Новый, 1774 год в Санкт-Петербурге отметили, как никогда, пышно. Устраивались гулянья, театральные представления, немецкая забава – фейерверки, на площади перед Зимним дворцом для простого народа были поставлены бочки, из которых всякому желающему наливали чарку водки. До поздней ночи продолжалось веселье.

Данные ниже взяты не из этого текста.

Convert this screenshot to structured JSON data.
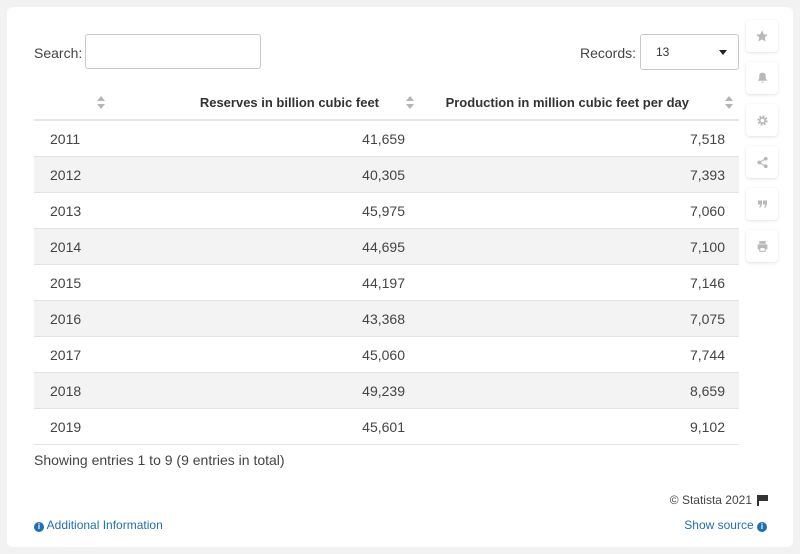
{
  "search": {
    "label": "Search:",
    "value": ""
  },
  "records": {
    "label": "Records:",
    "value": "13"
  },
  "chart_data": {
    "type": "table",
    "columns": [
      "",
      "Reserves in billion cubic feet",
      "Production in million cubic feet per day"
    ],
    "rows": [
      [
        "2011",
        "41,659",
        "7,518"
      ],
      [
        "2012",
        "40,305",
        "7,393"
      ],
      [
        "2013",
        "45,975",
        "7,060"
      ],
      [
        "2014",
        "44,695",
        "7,100"
      ],
      [
        "2015",
        "44,197",
        "7,146"
      ],
      [
        "2016",
        "43,368",
        "7,075"
      ],
      [
        "2017",
        "45,060",
        "7,744"
      ],
      [
        "2018",
        "49,239",
        "8,659"
      ],
      [
        "2019",
        "45,601",
        "9,102"
      ]
    ]
  },
  "footer": {
    "entries": "Showing entries 1 to 9 (9 entries in total)",
    "copyright": "© Statista 2021",
    "additional_info": "Additional Information",
    "show_source": "Show source"
  },
  "toolbar": {
    "icons": [
      "star-icon",
      "bell-icon",
      "gear-icon",
      "share-icon",
      "quote-icon",
      "print-icon"
    ]
  }
}
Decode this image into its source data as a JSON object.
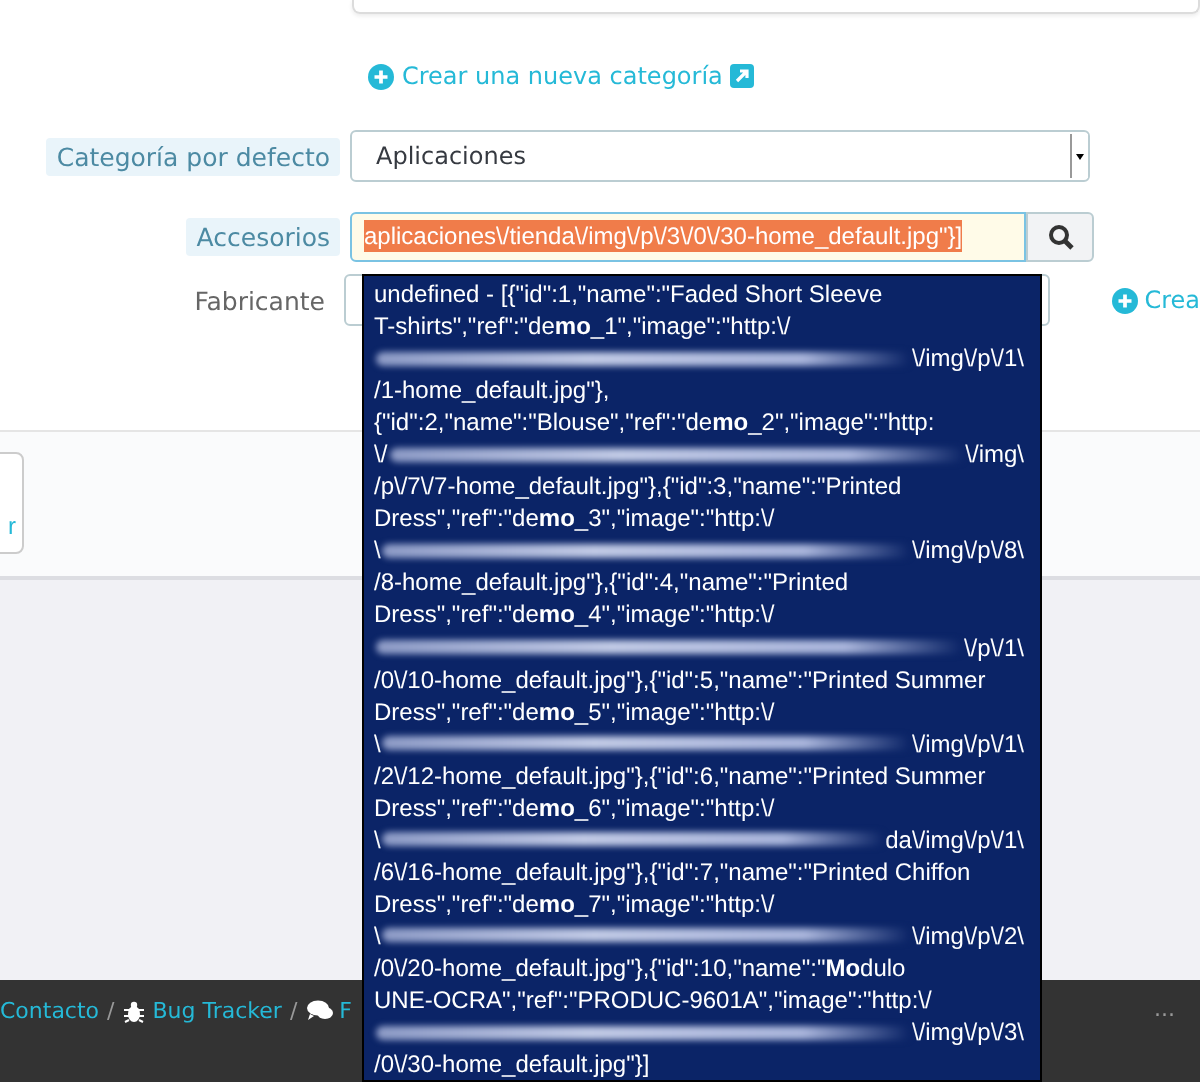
{
  "new_category_link": "Crear una nueva categoría",
  "default_category": {
    "label": "Categoría por defecto",
    "value": "Aplicaciones"
  },
  "accessories": {
    "label": "Accesorios",
    "value": "aplicaciones\\/tienda\\/img\\/p\\/3\\/0\\/30-home_default.jpg\"}]"
  },
  "manufacturer": {
    "label": "Fabricante",
    "create_link": "Crea"
  },
  "panel_button": "r",
  "suggestions": [
    {
      "kind": "text",
      "text": "undefined - [{\"id\":1,\"name\":\"Faded Short Sleeve"
    },
    {
      "kind": "text",
      "text": "T-shirts\",\"ref\":\"de**mo**_1\",\"image\":\"http:\\/"
    },
    {
      "kind": "redacted",
      "end": "\\/img\\/p\\/1\\"
    },
    {
      "kind": "text",
      "text": "/1-home_default.jpg\"},"
    },
    {
      "kind": "text",
      "text": "{\"id\":2,\"name\":\"Blouse\",\"ref\":\"de**mo**_2\",\"image\":\"http:"
    },
    {
      "kind": "redacted",
      "start": "\\/",
      "end": "\\/img\\"
    },
    {
      "kind": "text",
      "text": "/p\\/7\\/7-home_default.jpg\"},{\"id\":3,\"name\":\"Printed"
    },
    {
      "kind": "text",
      "text": "Dress\",\"ref\":\"de**mo**_3\",\"image\":\"http:\\/"
    },
    {
      "kind": "redacted",
      "start": "\\",
      "end": "\\/img\\/p\\/8\\"
    },
    {
      "kind": "text",
      "text": "/8-home_default.jpg\"},{\"id\":4,\"name\":\"Printed"
    },
    {
      "kind": "text",
      "text": "Dress\",\"ref\":\"de**mo**_4\",\"image\":\"http:\\/"
    },
    {
      "kind": "redacted",
      "end": "\\/p\\/1\\"
    },
    {
      "kind": "text",
      "text": "/0\\/10-home_default.jpg\"},{\"id\":5,\"name\":\"Printed Summer"
    },
    {
      "kind": "text",
      "text": "Dress\",\"ref\":\"de**mo**_5\",\"image\":\"http:\\/"
    },
    {
      "kind": "redacted",
      "start": "\\",
      "end": "\\/img\\/p\\/1\\"
    },
    {
      "kind": "text",
      "text": "/2\\/12-home_default.jpg\"},{\"id\":6,\"name\":\"Printed Summer"
    },
    {
      "kind": "text",
      "text": "Dress\",\"ref\":\"de**mo**_6\",\"image\":\"http:\\/"
    },
    {
      "kind": "redacted",
      "start": "\\",
      "end": "da\\/img\\/p\\/1\\"
    },
    {
      "kind": "text",
      "text": "/6\\/16-home_default.jpg\"},{\"id\":7,\"name\":\"Printed Chiffon"
    },
    {
      "kind": "text",
      "text": "Dress\",\"ref\":\"de**mo**_7\",\"image\":\"http:\\/"
    },
    {
      "kind": "redacted",
      "start": "\\",
      "end": "\\/img\\/p\\/2\\"
    },
    {
      "kind": "text",
      "text": "/0\\/20-home_default.jpg\"},{\"id\":10,\"name\":\"**Mo**dulo"
    },
    {
      "kind": "text",
      "text": "UNE-OCRA\",\"ref\":\"PRODUC-9601A\",\"image\":\"http:\\/"
    },
    {
      "kind": "redacted",
      "end": "\\/img\\/p\\/3\\"
    },
    {
      "kind": "text",
      "text": "/0\\/30-home_default.jpg\"}]"
    }
  ],
  "footer": {
    "links": [
      {
        "kind": "plain",
        "label": "Contacto"
      },
      {
        "kind": "bug",
        "label": "Bug Tracker"
      },
      {
        "kind": "chat",
        "label": "F"
      }
    ],
    "separator": "/",
    "more": "..."
  }
}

Трудно понять, почему с такой пышностью встречала столица Новый год, ведь дела в империи шли не слишком хорошо. Прошедший год был неурожайным, то из одной губернии, то из другой приходили сообщения о голоде. Процветало мздоимство и даже откровенный разбой. Так, следователь Крылов, посланный в Иркутск для расследования злоупотреблений, стал захватывать местных купцов и вымогать у них деньги, а их жен и дочерей склонять к сожительству. Подобных примеров было множество, и никто из мздоимцев не был наказан. А самое тревожное – начались волнения среди казаков. До столицы доходили слухи, что на далекой реке Яик какой-то самозванец сколотил целую армию, казнил множество дворян и едва ли не захватил Оренбург. Однако императрица запретила все разговоры на эту тему.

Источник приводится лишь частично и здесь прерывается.